Les demandeurs d’asile homosexuels peuvent constituer un « groupe social spécifique », au sens de la directive 2004/83/CE du 29 avril 2004 concernant les conditions que doivent remplir les ressortissants de pays tiers pour pouvoir prétendre au statut de réfugié, et donc invoquer le statut de réfugié dès lors qu’ils sont réellement menacés de prison dans leur pays d’origine. Dans un arrêt rendu le 7 novembre, la Cour de justice de l’Union européenne (CJUE) considère en effet qu’une peine d’emprisonnement qui sanctionne des actes homosexuels et qui est effectivement appliquée doit être considérée comme étant une sanction « disproportionnée ou discriminatoire », et qu’elle constitue donc un « acte de persécution ».

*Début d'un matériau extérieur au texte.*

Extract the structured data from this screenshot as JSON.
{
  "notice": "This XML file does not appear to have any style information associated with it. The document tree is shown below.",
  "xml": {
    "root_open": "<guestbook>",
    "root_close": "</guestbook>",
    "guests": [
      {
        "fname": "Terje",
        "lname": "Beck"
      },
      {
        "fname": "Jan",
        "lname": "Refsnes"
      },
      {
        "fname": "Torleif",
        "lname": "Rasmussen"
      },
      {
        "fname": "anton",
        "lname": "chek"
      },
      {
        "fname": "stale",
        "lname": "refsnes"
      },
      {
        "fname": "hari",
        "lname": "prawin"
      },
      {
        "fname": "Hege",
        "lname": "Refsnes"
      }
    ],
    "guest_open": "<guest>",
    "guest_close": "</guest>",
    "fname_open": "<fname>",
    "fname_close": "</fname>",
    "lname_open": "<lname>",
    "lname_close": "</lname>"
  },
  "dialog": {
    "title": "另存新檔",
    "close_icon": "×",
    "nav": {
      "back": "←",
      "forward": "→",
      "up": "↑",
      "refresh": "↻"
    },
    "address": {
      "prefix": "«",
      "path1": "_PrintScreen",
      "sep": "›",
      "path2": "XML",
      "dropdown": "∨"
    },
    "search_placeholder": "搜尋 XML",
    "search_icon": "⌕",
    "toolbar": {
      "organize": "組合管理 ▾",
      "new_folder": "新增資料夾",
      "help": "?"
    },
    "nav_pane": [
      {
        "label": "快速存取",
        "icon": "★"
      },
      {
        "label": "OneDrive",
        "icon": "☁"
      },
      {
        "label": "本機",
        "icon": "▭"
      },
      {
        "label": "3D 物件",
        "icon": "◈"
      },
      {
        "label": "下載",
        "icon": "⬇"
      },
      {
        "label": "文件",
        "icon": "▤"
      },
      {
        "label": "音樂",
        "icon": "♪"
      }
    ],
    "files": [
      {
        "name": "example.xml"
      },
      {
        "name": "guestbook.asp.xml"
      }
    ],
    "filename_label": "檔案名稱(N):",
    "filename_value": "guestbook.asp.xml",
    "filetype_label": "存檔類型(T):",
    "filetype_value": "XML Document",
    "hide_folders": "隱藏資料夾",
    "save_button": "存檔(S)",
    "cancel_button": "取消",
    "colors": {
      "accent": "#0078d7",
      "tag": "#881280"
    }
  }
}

Les faits sont les suivants : trois personnes, issues respectivement de Sierra Leone, d’Ouganda et du Sénégal, ont présenté des demandes de permis de séjour temporaire aux Pays-Bas, arguant être victimes de persécutions dans leurs pays d’origine sur le fondement de leur orientation sexuelle, à savoir leur homosexualité. Celle-ci constitue en effet une infraction pénale dans les trois pays et peut conduire à des sanctions graves (la réclusion à perpétuité en Sierra Leone et en Ouganda, une peine de prison doublée d’une lourde amende au Sénégal). A la suite du refus du ministère de l’Immigration et de l’Asile néerlandais d’accorder aux intéressés un titre de séjour, le Conseil d’Etat des Pays-Bas a décidé d’interroger la CJUE sur le traitement à réserver à ces demandes.
Dans son arrêt, la Cour rappelle que, conformément à la Convention de Genève du 28 juillet 1951 relative au statut des réfugiés, la directive européenne du 29 avril 2004 énonce que le réfugié est, notamment, un ressortissant d’un pays tiers qui se trouve hors du pays dont il a la nationalité parce qu’il craint avec raison d’être persécuté du fait de sa race, de sa religion, de sa nationalité, de ses opinions politiques ou de son appartenance à un certain groupe social. Et qu’un « certain groupe social » est constitué dès lors que deux conditions cumulatives sont réunies : les membres du groupe doivent « partager une caractéristique ou une croyance à ce point essentielle pour l’identité qu’il ne devrait pas être exigé d’une personne qu’elle y renonce » – ce qui est le cas de l’orientation sexuelle – et le groupe doit « être perçu comme étant différent par la société environnante ». Sur cette base, la CJUE reconnaît que l’existence d’une législation pénale « qui vise spécifiquement les personnes homosexuelles permet de constater que ces personnes doivent être considérées comme formant un certain groupe social ».
La Cour étudie, dans un second temps, le niveau de gravité de la violation des droits de l’Homme qui résulte de cette législation, afin de voir s’il y a effectivement persécution au sens de la directive du 29 avril 2004 et de la Convention de Genève. Et selon la Haute Juridiction, si la seule pénalisation des actes homosexuels ne constitue pas, en tant que telle, un acte de persécution, en revanche, « la peine d’emprisonnement […] qui pénalise des actes homosexuels est susceptible, à elle seule, de constituer un acte de persécution pourvu qu’elle soit effectivement appliquée ».
En conclusion, elle charge les autorités nationales à qui la demande d’asile est adressée de procéder à un examen de tous les faits pertinents concernant le pays d’origine des demandeurs homosexuels, y compris ses lois et règlements et la manière dont ils sont appliqués. Objectif : déterminer si la peine d’emprisonnement est appliquée en pratique dans le pays d’origine du demandeur.